A similar skill improvement was observed for the AG data set using BF2 and BF2PG feature sets and the kernel density smoothing method (Table 2). PIs obtained by the FCM algorithm (with K = 45) have the best skill score and the least RMSE when considering point forecasts. The FCM-based PIs have rather smaller values of resolution. This is expected as in these models the error characteristics of every forecast case are affected by all discovered situations although with different intensities. However, the presented empirical evaluation study confirms that the proposed clustering-based methods improve the skill of estimated PIs compared to baseline methods.

Table 2. PI verification measures for top methods of temperature PI in AG data set based on three-fold (yearly) cross validation
AlgorithmKFitFeaturesSharpnessCoverageCoverage0.95ResolutionRMSESScoreSScore rankSScore0.95SScore0.95 rank

6. Conclusions

Forecast uncertainty plays an important role in many practical applications of meteorology. In this study, the historical performance of WRF NWP model is used as a source of information for uncertainty modelling. The proposed approach allows dynamic analysis of uncertainty based on context, i.e., a predicted weather situation. Contexts of weather forecasts are established by automatically discovered clusters which are then used to derive conditional PIs through statistical analysis. The effectiveness of the proposed approach has been empirically evaluated using two data sets of weather hindcasts and associated observations.

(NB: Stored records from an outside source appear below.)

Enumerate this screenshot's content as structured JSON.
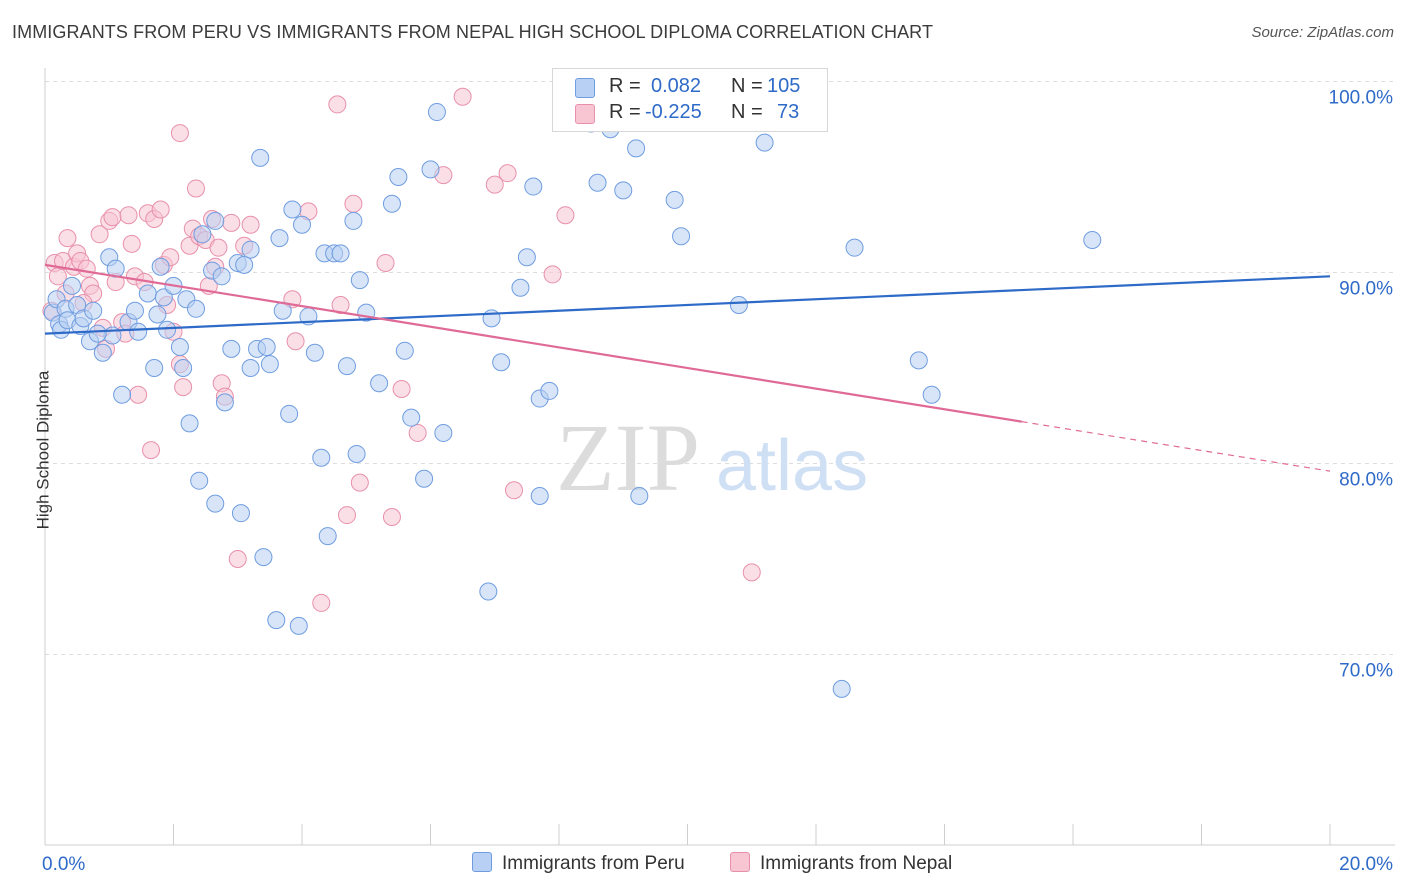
{
  "title": "IMMIGRANTS FROM PERU VS IMMIGRANTS FROM NEPAL HIGH SCHOOL DIPLOMA CORRELATION CHART",
  "source": "Source: ZipAtlas.com",
  "watermark": {
    "zip": "ZIP",
    "atlas": "atlas"
  },
  "colors": {
    "peru_fill": "#b8d0f3",
    "peru_stroke": "#6f9de0",
    "peru_line": "#2e6ac8",
    "nepal_fill": "#f8c5d3",
    "nepal_stroke": "#e890ab",
    "nepal_line": "#e06a96",
    "tick_text": "#2e6ac8",
    "grid": "#dddddd"
  },
  "legend": {
    "rows": [
      {
        "r_label": "R =",
        "r_value": "0.082",
        "n_label": "N =",
        "n_value": "105"
      },
      {
        "r_label": "R =",
        "r_value": "-0.225",
        "n_label": "N =",
        "n_value": "73"
      }
    ]
  },
  "chart_data": {
    "type": "scatter",
    "title": "IMMIGRANTS FROM PERU VS IMMIGRANTS FROM NEPAL HIGH SCHOOL DIPLOMA CORRELATION CHART",
    "xlabel": "",
    "ylabel": "High School Diploma",
    "xlim": [
      0,
      20
    ],
    "ylim": [
      60.5,
      103
    ],
    "x_tick_labels": [
      "0.0%",
      "20.0%"
    ],
    "y_ticks": [
      70,
      80,
      90,
      100
    ],
    "y_tick_labels": [
      "70.0%",
      "80.0%",
      "90.0%",
      "100.0%"
    ],
    "grid": true,
    "series": [
      {
        "name": "Immigrants from Peru",
        "R": 0.082,
        "N": 105,
        "trend": {
          "x0": 0,
          "y0": 86.8,
          "x1": 20,
          "y1": 89.8,
          "dashed_from": null
        },
        "points": [
          [
            0.12,
            87.9
          ],
          [
            0.18,
            88.6
          ],
          [
            0.22,
            87.3
          ],
          [
            0.25,
            87.0
          ],
          [
            0.32,
            88.1
          ],
          [
            0.35,
            87.5
          ],
          [
            0.42,
            89.3
          ],
          [
            0.5,
            88.3
          ],
          [
            0.55,
            87.2
          ],
          [
            0.6,
            87.6
          ],
          [
            0.75,
            88.0
          ],
          [
            0.7,
            86.4
          ],
          [
            0.9,
            85.8
          ],
          [
            1.0,
            90.8
          ],
          [
            1.05,
            86.7
          ],
          [
            1.1,
            90.2
          ],
          [
            1.2,
            83.6
          ],
          [
            1.3,
            87.4
          ],
          [
            1.4,
            88.0
          ],
          [
            1.45,
            86.9
          ],
          [
            1.6,
            88.9
          ],
          [
            1.7,
            85.0
          ],
          [
            1.75,
            87.8
          ],
          [
            1.8,
            90.3
          ],
          [
            1.85,
            88.7
          ],
          [
            1.9,
            87.0
          ],
          [
            2.0,
            89.3
          ],
          [
            2.1,
            86.1
          ],
          [
            2.15,
            85.0
          ],
          [
            2.2,
            88.6
          ],
          [
            2.25,
            82.1
          ],
          [
            2.35,
            88.1
          ],
          [
            2.4,
            79.1
          ],
          [
            2.45,
            92.0
          ],
          [
            2.6,
            90.1
          ],
          [
            2.65,
            77.9
          ],
          [
            2.65,
            92.7
          ],
          [
            2.75,
            89.8
          ],
          [
            2.8,
            83.2
          ],
          [
            2.9,
            86.0
          ],
          [
            3.0,
            90.5
          ],
          [
            3.05,
            77.4
          ],
          [
            3.1,
            90.4
          ],
          [
            3.2,
            91.2
          ],
          [
            3.2,
            85.0
          ],
          [
            3.3,
            86.0
          ],
          [
            3.4,
            75.1
          ],
          [
            3.35,
            96.0
          ],
          [
            3.45,
            86.1
          ],
          [
            3.5,
            85.2
          ],
          [
            3.6,
            71.8
          ],
          [
            3.65,
            91.8
          ],
          [
            3.7,
            88.0
          ],
          [
            3.8,
            82.6
          ],
          [
            3.85,
            93.3
          ],
          [
            3.95,
            71.5
          ],
          [
            4.0,
            92.5
          ],
          [
            4.1,
            87.7
          ],
          [
            4.2,
            85.8
          ],
          [
            4.3,
            80.3
          ],
          [
            4.35,
            91.0
          ],
          [
            4.4,
            76.2
          ],
          [
            4.5,
            91.0
          ],
          [
            4.6,
            91.0
          ],
          [
            4.7,
            85.1
          ],
          [
            4.8,
            92.7
          ],
          [
            4.85,
            80.5
          ],
          [
            4.9,
            89.6
          ],
          [
            5.0,
            87.9
          ],
          [
            5.2,
            84.2
          ],
          [
            5.4,
            93.6
          ],
          [
            5.5,
            95.0
          ],
          [
            5.6,
            85.9
          ],
          [
            5.7,
            82.4
          ],
          [
            5.9,
            79.2
          ],
          [
            6.0,
            95.4
          ],
          [
            6.1,
            98.4
          ],
          [
            6.2,
            81.6
          ],
          [
            6.9,
            73.3
          ],
          [
            6.95,
            87.6
          ],
          [
            7.1,
            85.3
          ],
          [
            7.4,
            89.2
          ],
          [
            7.5,
            90.8
          ],
          [
            7.6,
            94.5
          ],
          [
            7.7,
            78.3
          ],
          [
            7.7,
            83.4
          ],
          [
            7.85,
            83.8
          ],
          [
            8.5,
            97.8
          ],
          [
            8.6,
            94.7
          ],
          [
            8.8,
            97.5
          ],
          [
            9.0,
            94.3
          ],
          [
            9.2,
            96.5
          ],
          [
            9.25,
            78.3
          ],
          [
            9.8,
            93.8
          ],
          [
            9.9,
            91.9
          ],
          [
            10.2,
            97.9
          ],
          [
            10.3,
            99.3
          ],
          [
            10.8,
            88.3
          ],
          [
            11.2,
            96.8
          ],
          [
            12.4,
            68.2
          ],
          [
            12.6,
            91.3
          ],
          [
            13.6,
            85.4
          ],
          [
            13.8,
            83.6
          ],
          [
            16.3,
            91.7
          ],
          [
            0.82,
            86.8
          ]
        ]
      },
      {
        "name": "Immigrants from Nepal",
        "R": -0.225,
        "N": 73,
        "trend": {
          "x0": 0,
          "y0": 90.4,
          "x1": 20,
          "y1": 79.6,
          "dashed_from": 15.2
        },
        "points": [
          [
            0.1,
            88.0
          ],
          [
            0.15,
            90.5
          ],
          [
            0.2,
            89.8
          ],
          [
            0.28,
            90.6
          ],
          [
            0.32,
            88.9
          ],
          [
            0.35,
            91.8
          ],
          [
            0.45,
            90.3
          ],
          [
            0.5,
            91.0
          ],
          [
            0.55,
            90.6
          ],
          [
            0.65,
            90.2
          ],
          [
            0.7,
            89.3
          ],
          [
            0.75,
            88.9
          ],
          [
            0.85,
            92.0
          ],
          [
            0.9,
            87.1
          ],
          [
            0.95,
            86.0
          ],
          [
            1.0,
            92.7
          ],
          [
            1.05,
            92.9
          ],
          [
            1.1,
            89.5
          ],
          [
            1.2,
            87.4
          ],
          [
            1.25,
            86.8
          ],
          [
            1.3,
            93.0
          ],
          [
            1.35,
            91.5
          ],
          [
            1.4,
            89.8
          ],
          [
            1.45,
            83.6
          ],
          [
            1.55,
            89.5
          ],
          [
            1.6,
            93.1
          ],
          [
            1.65,
            80.7
          ],
          [
            1.7,
            92.8
          ],
          [
            1.8,
            93.3
          ],
          [
            1.85,
            90.4
          ],
          [
            1.9,
            88.3
          ],
          [
            1.95,
            90.8
          ],
          [
            2.0,
            86.9
          ],
          [
            2.1,
            85.2
          ],
          [
            2.15,
            84.0
          ],
          [
            2.1,
            97.3
          ],
          [
            2.25,
            91.4
          ],
          [
            2.3,
            92.3
          ],
          [
            2.35,
            94.4
          ],
          [
            2.4,
            91.9
          ],
          [
            2.5,
            91.7
          ],
          [
            2.55,
            89.3
          ],
          [
            2.6,
            92.8
          ],
          [
            2.65,
            90.3
          ],
          [
            2.7,
            91.3
          ],
          [
            2.75,
            84.2
          ],
          [
            2.8,
            83.5
          ],
          [
            2.9,
            92.6
          ],
          [
            3.0,
            75.0
          ],
          [
            3.1,
            91.4
          ],
          [
            3.2,
            92.5
          ],
          [
            3.85,
            88.6
          ],
          [
            3.9,
            86.4
          ],
          [
            4.1,
            93.2
          ],
          [
            4.3,
            72.7
          ],
          [
            4.55,
            98.8
          ],
          [
            4.6,
            88.3
          ],
          [
            4.7,
            77.3
          ],
          [
            4.8,
            93.6
          ],
          [
            4.9,
            79.0
          ],
          [
            5.3,
            90.5
          ],
          [
            5.4,
            77.2
          ],
          [
            5.55,
            83.9
          ],
          [
            5.8,
            81.6
          ],
          [
            6.2,
            95.1
          ],
          [
            6.5,
            99.2
          ],
          [
            7.0,
            94.6
          ],
          [
            7.2,
            95.2
          ],
          [
            7.3,
            78.6
          ],
          [
            7.9,
            89.9
          ],
          [
            8.1,
            93.0
          ],
          [
            11.0,
            74.3
          ],
          [
            0.6,
            88.4
          ]
        ]
      }
    ]
  },
  "bottom_legend": [
    "Immigrants from Peru",
    "Immigrants from Nepal"
  ]
}
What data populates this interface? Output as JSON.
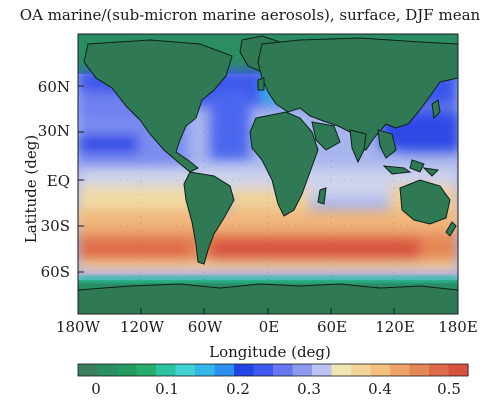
{
  "title": "OA marine/(sub-micron marine aerosols), surface, DJF mean",
  "axes": {
    "xlabel": "Longitude (deg)",
    "ylabel": "Latitude (deg)",
    "yticks": [
      "60N",
      "30N",
      "EQ",
      "30S",
      "60S"
    ],
    "xticks": [
      "180W",
      "120W",
      "60W",
      "0E",
      "60E",
      "120E",
      "180E"
    ]
  },
  "colorbar": {
    "ticks": [
      "0",
      "0.1",
      "0.2",
      "0.3",
      "0.4",
      "0.5"
    ],
    "range": [
      0,
      0.55
    ],
    "colors": [
      "#3c7e5f",
      "#2a8d63",
      "#239a5e",
      "#26ad6d",
      "#2cc3a0",
      "#40d3d2",
      "#35b6ea",
      "#2f8ff0",
      "#2345e6",
      "#3e58ee",
      "#6877f0",
      "#8c99ee",
      "#bcc3f0",
      "#efe6b6",
      "#f3d59a",
      "#f2bf7d",
      "#eea466",
      "#e58857",
      "#df6a4b",
      "#d8533f"
    ]
  },
  "map": {
    "land_color": "#2f7a55",
    "lon_range": [
      -180,
      180
    ],
    "lat_range": [
      -90,
      90
    ]
  }
}
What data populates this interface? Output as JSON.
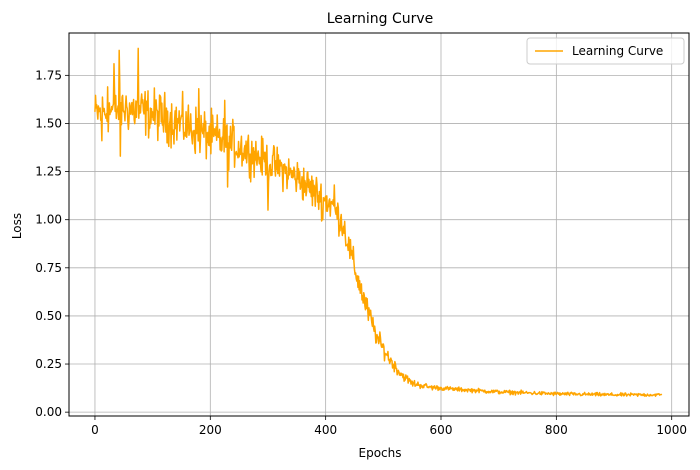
{
  "chart_data": {
    "type": "line",
    "title": "Learning Curve",
    "xlabel": "Epochs",
    "ylabel": "Loss",
    "xlim": [
      -45,
      1030
    ],
    "ylim": [
      -0.02,
      1.97
    ],
    "xticks": [
      0,
      200,
      400,
      600,
      800,
      1000
    ],
    "xtick_labels": [
      "0",
      "200",
      "400",
      "600",
      "800",
      "1000"
    ],
    "yticks": [
      0.0,
      0.25,
      0.5,
      0.75,
      1.0,
      1.25,
      1.5,
      1.75
    ],
    "ytick_labels": [
      "0.00",
      "0.25",
      "0.50",
      "0.75",
      "1.00",
      "1.25",
      "1.50",
      "1.75"
    ],
    "grid": true,
    "legend_position": "top-right",
    "colors": {
      "series": "#ffa500",
      "grid": "#b0b0b0"
    },
    "series": [
      {
        "name": "Learning Curve",
        "x_start": 0,
        "x_end": 983,
        "points": 984,
        "envelope": {
          "x": [
            0,
            50,
            100,
            150,
            200,
            250,
            300,
            350,
            390,
            410,
            430,
            450,
            470,
            490,
            510,
            530,
            550,
            580,
            620,
            700,
            800,
            900,
            983
          ],
          "y": [
            1.55,
            1.58,
            1.55,
            1.5,
            1.43,
            1.38,
            1.3,
            1.22,
            1.12,
            1.08,
            0.98,
            0.75,
            0.55,
            0.38,
            0.28,
            0.2,
            0.15,
            0.13,
            0.12,
            0.105,
            0.095,
            0.09,
            0.09
          ]
        },
        "noise": {
          "x": [
            0,
            100,
            200,
            300,
            380,
            420,
            460,
            500,
            540,
            600,
            983
          ],
          "amplitude": [
            0.08,
            0.09,
            0.09,
            0.07,
            0.07,
            0.06,
            0.05,
            0.03,
            0.015,
            0.008,
            0.006
          ]
        },
        "spikes": [
          {
            "x": 22,
            "y": 1.69
          },
          {
            "x": 33,
            "y": 1.81
          },
          {
            "x": 42,
            "y": 1.88
          },
          {
            "x": 44,
            "y": 1.33
          },
          {
            "x": 75,
            "y": 1.89
          },
          {
            "x": 12,
            "y": 1.41
          },
          {
            "x": 180,
            "y": 1.68
          },
          {
            "x": 225,
            "y": 1.62
          },
          {
            "x": 230,
            "y": 1.17
          },
          {
            "x": 300,
            "y": 1.05
          },
          {
            "x": 395,
            "y": 1.0
          },
          {
            "x": 415,
            "y": 1.18
          }
        ]
      }
    ]
  }
}
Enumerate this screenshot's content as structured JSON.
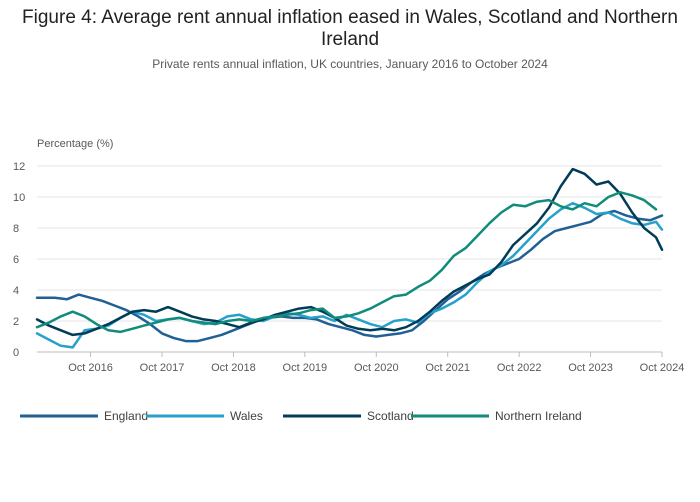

Several feature sets were applied to group weather situations using four different clustering algorithms (K-means, Clara, HClust and Fuzzy C-means). To assess the proposed PI computation methods, a comprehensive evaluation framework based on a proper skill score metric was created. The assessment results confirmed the applicability of the proposed PI computation methods and showed that the resulting PIs have high sharpness and skill.

Comparisons to various baseline methods confirm an average 8% improvement in PI forecast skill when using the proposed dynamic methods based on Fuzzy C-means clustering. As a result of their nature, the proposed methods also intrinsically remove bias, decreasing the RMSE of point forecasts by up to 10%. The proposed PI modelling methods can be used in real world applications to enhance point forecasts of NWP systems with information on prediction uncertainty.

Future work will develop techniques to guide the clustering process (merging and splitting of clusters) using characteristics of error distribution in the clusters. Additional information to improve the skill of PI predictions can be obtained using time series analysis techniques capturing the temporal nature of weather attribute forecasts and their associated errors. Developed clustering methods will also be compared with methods based on quantile regression.